The New York Times on Sunday reported that the city will replace the glass on the Ponte della Costituzione (locally referred to as the Calatrava Bridge) with trachyte stone because of the number of slips and tumbles the glass has caused since the bridge was installed in 2008.
The project will cost just about a half-million euros and comes after other attempts by the city, including adding slips with resin and nonslip stickers, didn’t do enough to curtail the accidents.
Accidents have become so common on the bridge that an Italian television news station caught a slip during a segment on the reopening of the city post-COVID-19.
The bridge, which was designed by Spanish architect Santiago Calatrava, has a long history of controversy.

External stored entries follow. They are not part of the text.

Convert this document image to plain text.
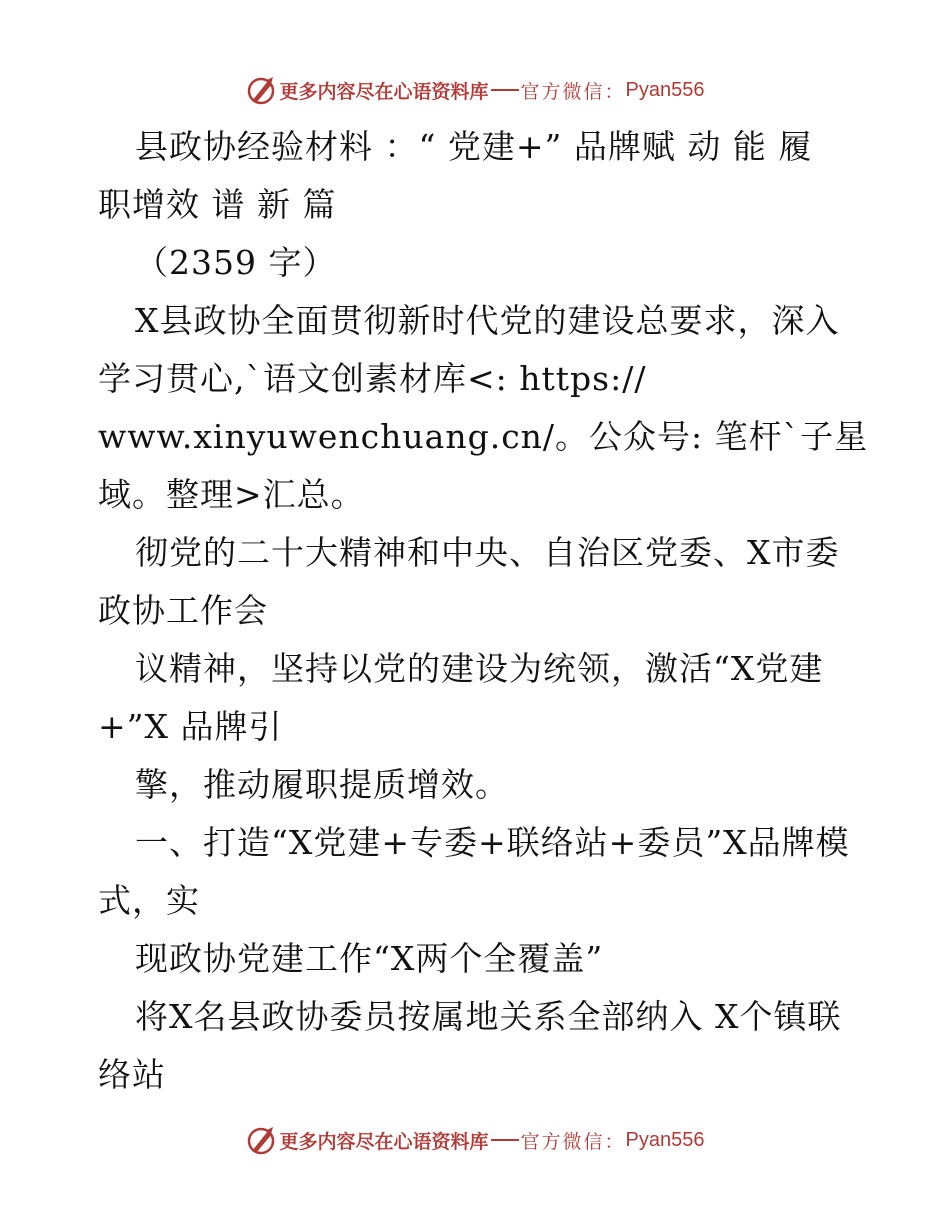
更多内容尽在心语资料库 官方微信： Pyan556
县政协经验材料 ：“ 党建+” 品牌赋 动 能 履
职增效 谱 新 篇
（2359 字）
X县政协全面贯彻新时代党的建设总要求，深入
学习贯心,`语文创素材库<: https://
www.xinyuwenchuang.cn/。公众号: 笔杆`子星
域。整理>汇总。
彻党的二十大精神和中央、自治区党委、X市委
政协工作会
议精神，坚持以党的建设为统领，激活“X党建
+”X 品牌引
擎，推动履职提质增效。
一、打造“X党建+专委+联络站+委员”X品牌模
式，实
现政协党建工作“X两个全覆盖”
将X名县政协委员按属地关系全部纳入 X个镇联
络站
更多内容尽在心语资料库 官方微信： Pyan556
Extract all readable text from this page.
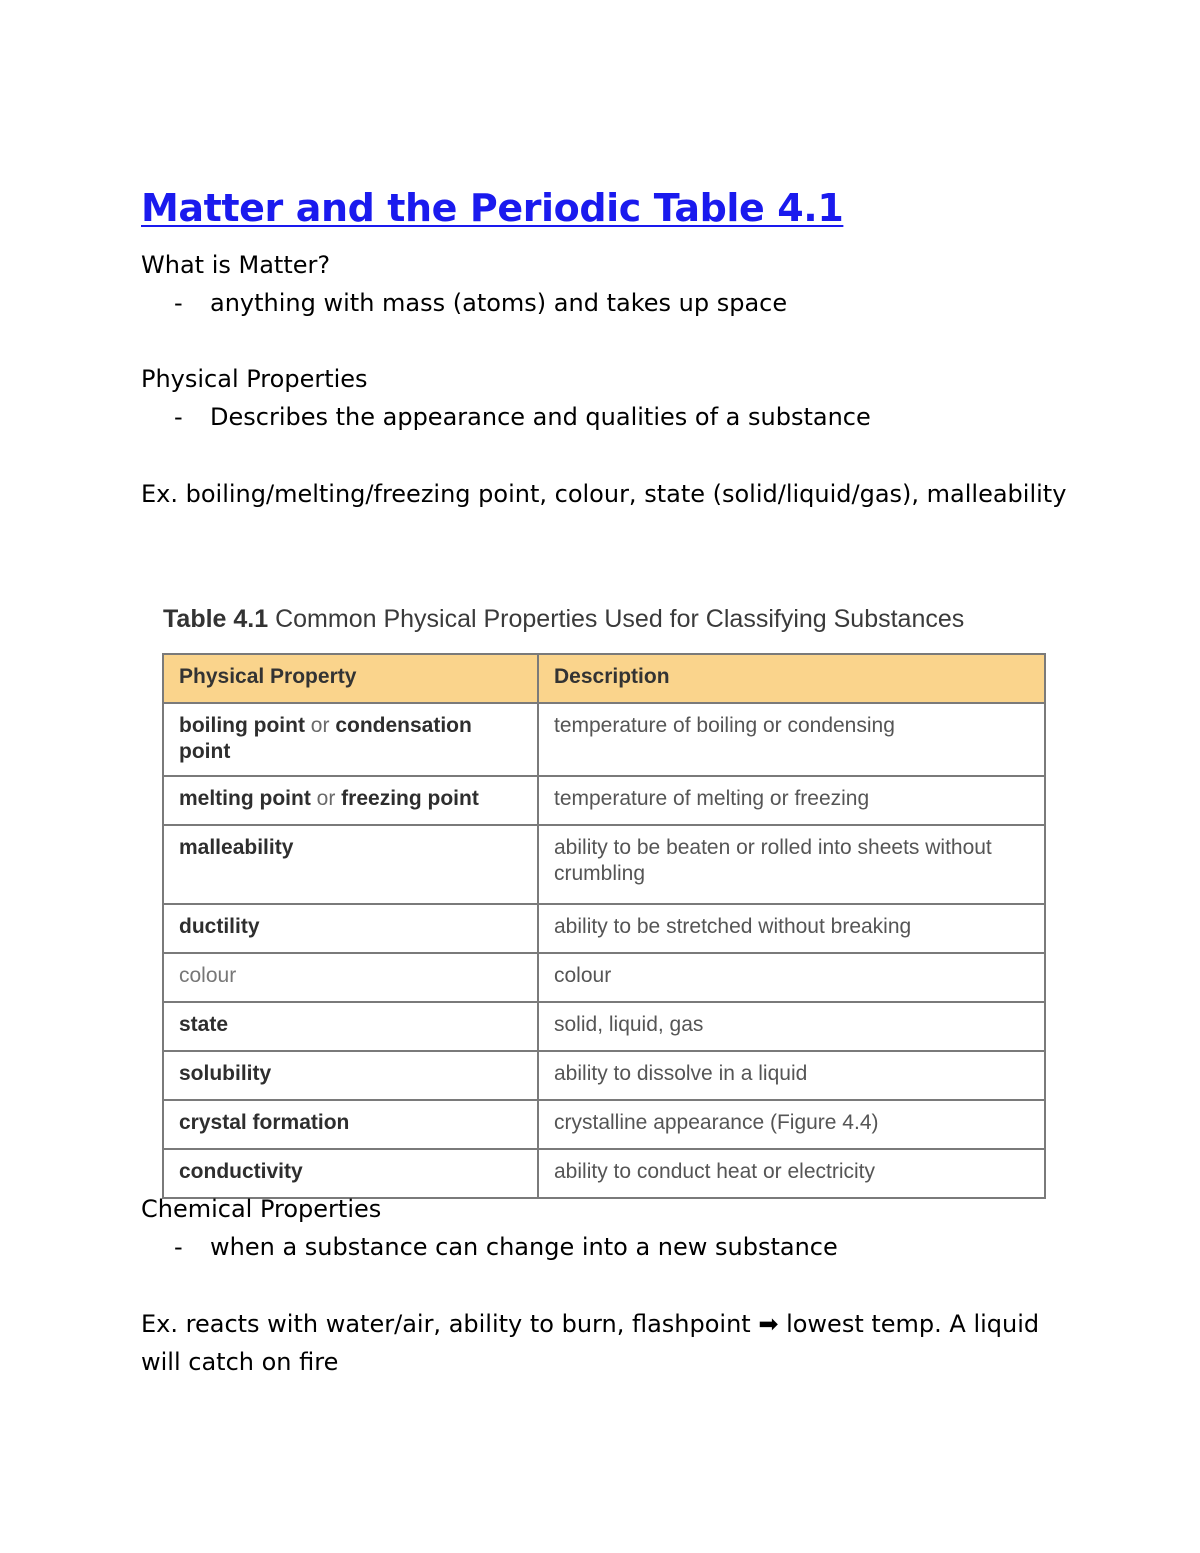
Matter and the Periodic Table 4.1
What is Matter?
- anything with mass (atoms) and takes up space
Physical Properties
- Describes the appearance and qualities of a substance
Ex. boiling/melting/freezing point, colour, state (solid/liquid/gas), malleability
Table 4.1 Common Physical Properties Used for Classifying Substances
Physical Property	Description
boiling point or condensation point	temperature of boiling or condensing
melting point or freezing point	temperature of melting or freezing
malleability	ability to be beaten or rolled into sheets without crumbling
ductility	ability to be stretched without breaking
colour	colour
state	solid, liquid, gas
solubility	ability to dissolve in a liquid
crystal formation	crystalline appearance (Figure 4.4)
conductivity	ability to conduct heat or electricity
Chemical Properties
- when a substance can change into a new substance
Ex. reacts with water/air, ability to burn, flashpoint ➡ lowest temp. A liquid will catch on fire
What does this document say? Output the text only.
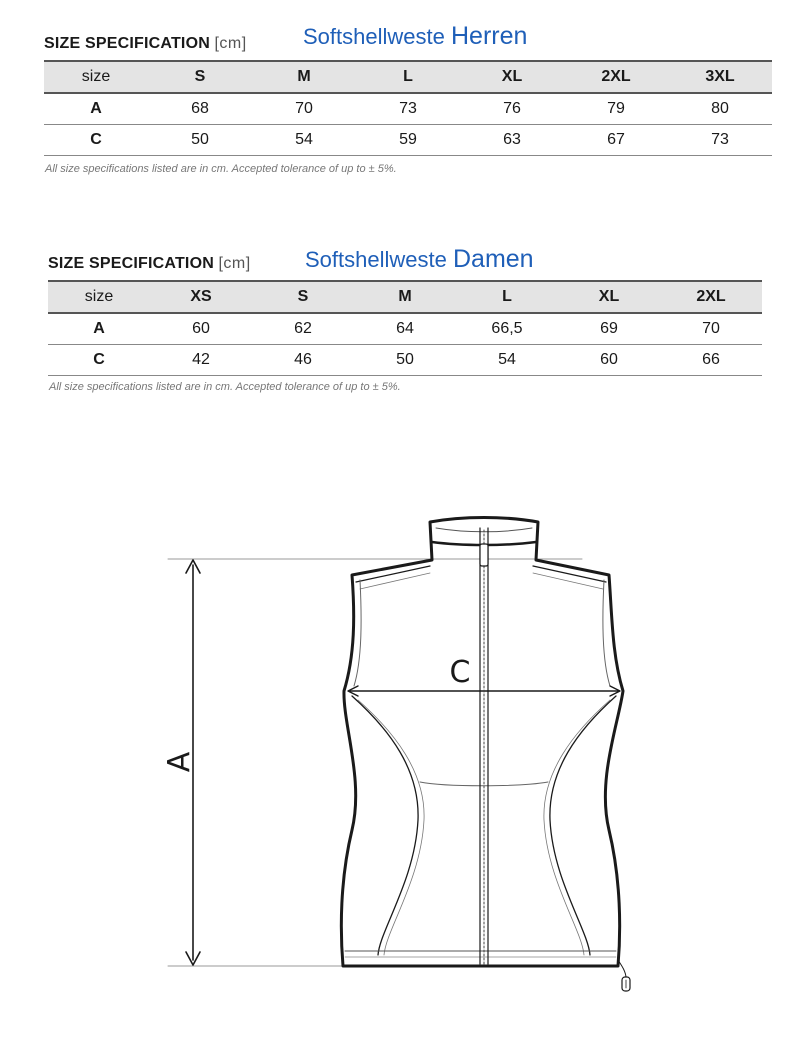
SIZE SPECIFICATION [cm]	Softshellweste Herren
size	S	M	L	XL	2XL	3XL
A	68	70	73	76	79	80
C	50	54	59	63	67	73
All size specifications listed are in cm. Accepted tolerance of up to ± 5%.
SIZE SPECIFICATION [cm] Softshellweste Damen
size	XS	S	M	L	XL	2XL
A	60	62	64	66,5	69	70
C	42	46	50	54	60	66
All size specifications listed are in cm. Accepted tolerance of up to ± 5%.
C
A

Shortly after its opening in 2008, critics came out against the bridge’s design, including the number of steps in the bridge, which discouraged elderly people from using it, and its lack of wheelchair accessibility.
Those protests led to a mobility lift system being installed in 2010, which was then scrapped in 2019 after the Italian Court of Auditors determined it was an expensive failure.
The change is just one of a number of changes that the city is making.
Venice, which has long dealt with infrastructure and other issues attributed to overcrowding, hopes to alleviate some of those issues with a new entry fee, which it believes will help control crowds during the busy tourist seasons.
Starting this summer, inbound tourists to Venice will have to pay an entry fee of somewhere between 3 and 10 euros (up to about $11.75 USD) and book their stay in advance with the city, in order to visit the destination.
The plan is for the fee’s total cost to depend on the season and for electronic turnstiles to be installed at the city’s main entrance points. Residents, along with their relatives and children under the age of six, will be exempt from the fees.